Mengingat bahwa aku adalah seorang guru yang harus memberikan sikap yang mencerminkan keteladanan. Membuat berbagai inovasi pembelajaran sehingga lebih bisa meraih hati siswa untuk bisa duduk di setiap kelas yang ku pegang. Rasanya fakta bahwa aku seorang guru cukup menyenangkan, tetapi permasalahannya apakah aku sudah cukup melakukan self assesment sendiri atas kompetensi dan profesionalismeku. Tak guna sedikitpun apabila aku membuat berbagai perangkat mengajar hanya untuk memenuhi standar dari sepervisor atau assesorku. Kasihan muridku kalau aku hanya seperti itu. Sungguh, itu tak adil untuk mereka, seharusnya aku melakukannya untuk memneuhi hak para siswa untuk memperoleh sesuatu, yang benar benar sesuatu dalam tanda kutip, yang bisa dipertanggungjawabkan pada negara, dan pada yang maha segala, yaitu Dzat yang maha guru di atas sana. Menjadi seorang agen perubahan yang harus menyampaikan amanat bangsa pada generasi penerus bangsa adalah hal yang sangat membanggakan bagiku. 
Aku guru, aku tak malu menyebut profesiku ini kemanapun aku bersosialisasi. Aku senang menunjukkan sesuatu dan mendampingi anak anak didikku melihat sesuatu dari kacamata seorang pembelajar. Pembelajar yang berhasil adalah pembelajar tentang kehidupan. Maka selalu mengaitkan apa yang mereka pelajari di kelas dengan apa yang mereka hadapi di kehidupan. Mereka harus tahu bahwa apa yang mereka pelajari itu bukan maya, bukan langit, tapi nyata, tapi bumi. Dan kenyataan itu sering membuatku bertanya pada diriku sendiri, Apakah aku benar sudah amanah dalam mengemban amanat berat ini? Apakah proses yang aku lalui sekarang ini benar benar sudah mengantarkanku pada tugas sejatiku?
 Dalam UU Sisdiknas disebutkan bahwa pendidikan nasional berfungsi mengembangkan kemampuan dan membentuk watak serta peradaban bangsa yang bermartabat dalam rangka mencerdaskan kehidupan bangsa, bertujuan untuk berkembangnya potensi peserta didik agar menjadi manusia yang beriman dan bertakwa kepada Tuhan Yang Maha Esa, berakhlak mulia, sehat, berilmu, cakap, kreatif, mandiri, dan menjadi warga negara yang demokratis serta bertanggung jawab. Apakah langkah langkah kecilku sudah merupakan cerminan strategi untuk melaksanakan fungsi itu? Apakah proses pembelajaran yang aku lakukan selama ini sudah cukup representatif untuk membuktikan bahwa fungsiku memang untuk menjadikan anak anak didikku menjadi pribadi yang disebutkan dalam Undang Undang itu. Hmm, aku perlu refleksi rasanya. 

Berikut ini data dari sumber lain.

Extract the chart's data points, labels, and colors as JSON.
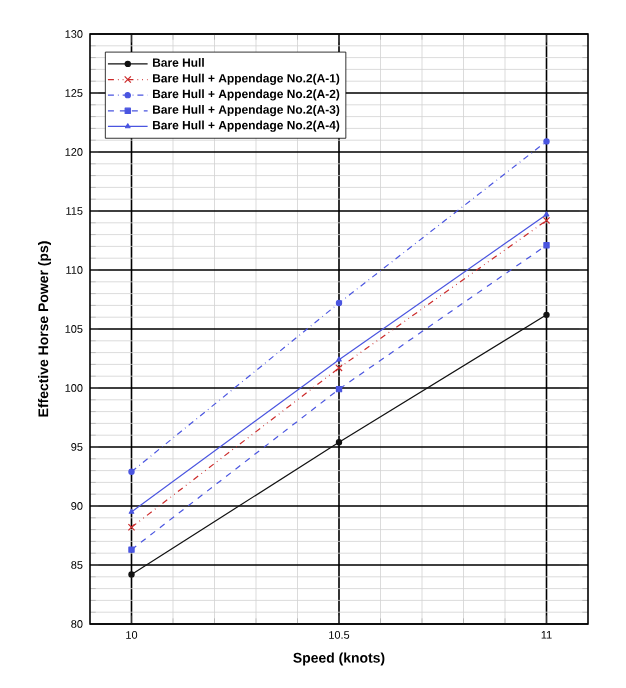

Hmm, sebentar aku merenungkan jejakku selama perjalanan tahun 2011 ini, Masih sama dengan tahun sebelumnya, aku mengajar kelas 9, semester satu aku mengajar dengan bahagia, karena aku masih mengajar seperti seharuanya. Aku punya beberapa SK dan KD yang harus aku sampaikan ke anak. Karena mata pelajaran yang aku pegang adalah bahasa Indonesia, maka kebanyakan aku mengajar skill pada mereka, aku mengajari mereka bagaimana harus menguasai KD dalam setiap materi yang aku berikan sesuai dengan ruang lingkup mata pelajaranku, yaitu :Mendengarkan, Berbicara, Membaca dan Menulis. Sepanjang semester satu aku masih selalu enjoy dengan mengajak siswa untuk mempelajari berbagai KD yang ada dalam standar isi dalam permendiknas. Beberapa KD aku anggap di luar dugaan hasilnya, tapi beberapa KD hasilnya masih standar, dan belum memuaskan aku. Desember ini adalah akhir semester satu, dan hmm terus terang aku sudah khawatir dengan proses yang akan aku lalui bersama anak anak didikku di sepanjang semester dua nanti. Persiapan untuk menghadapi UN benar benar membuatku tak berkutik, pembelajaran KD-KD yang ada dalam semester dua akan aku padatkan, dengan menggantinya dengan drill untuk mempersiapkan siswa menghadapi UN yang lebih. Aku tahu salah, tapi harus kulakukan karena kelulusan siswa masih ditentukan sebagian oleh Ujian Nasional. Rupanya rasio dan logika masih kalah sama politik. Kapan pendidikan di Indonesia akan maju kalau masih bercampur baur dengan politik? Jawabannya adalah kapan kapan. (smile) 
Tapi mengeluh bukan solusi yang baik, selalu mengkritik kebijakan tak banyak memberikan pengaruh. Yang perlu kita lakukan adalah membuat kita bermanfaat bagi orang lain, mengubah sesuatu harus dari diri sendiri baru kemudian baru mengubah sesuatu yang dekat dengan dirimu sendiri, yang terjangkau olehmu, dan bukan membayangkan akan mengubah negara dan bangsa ini, berkaitan dengan hal ini ada satu puisi indah yang aku sangat sukai maknanya, sebenarnya puisi ini adalah sebuah catatan yang terukir di pemakaman Westminster Abbay, Inggris, Tahun 1100M.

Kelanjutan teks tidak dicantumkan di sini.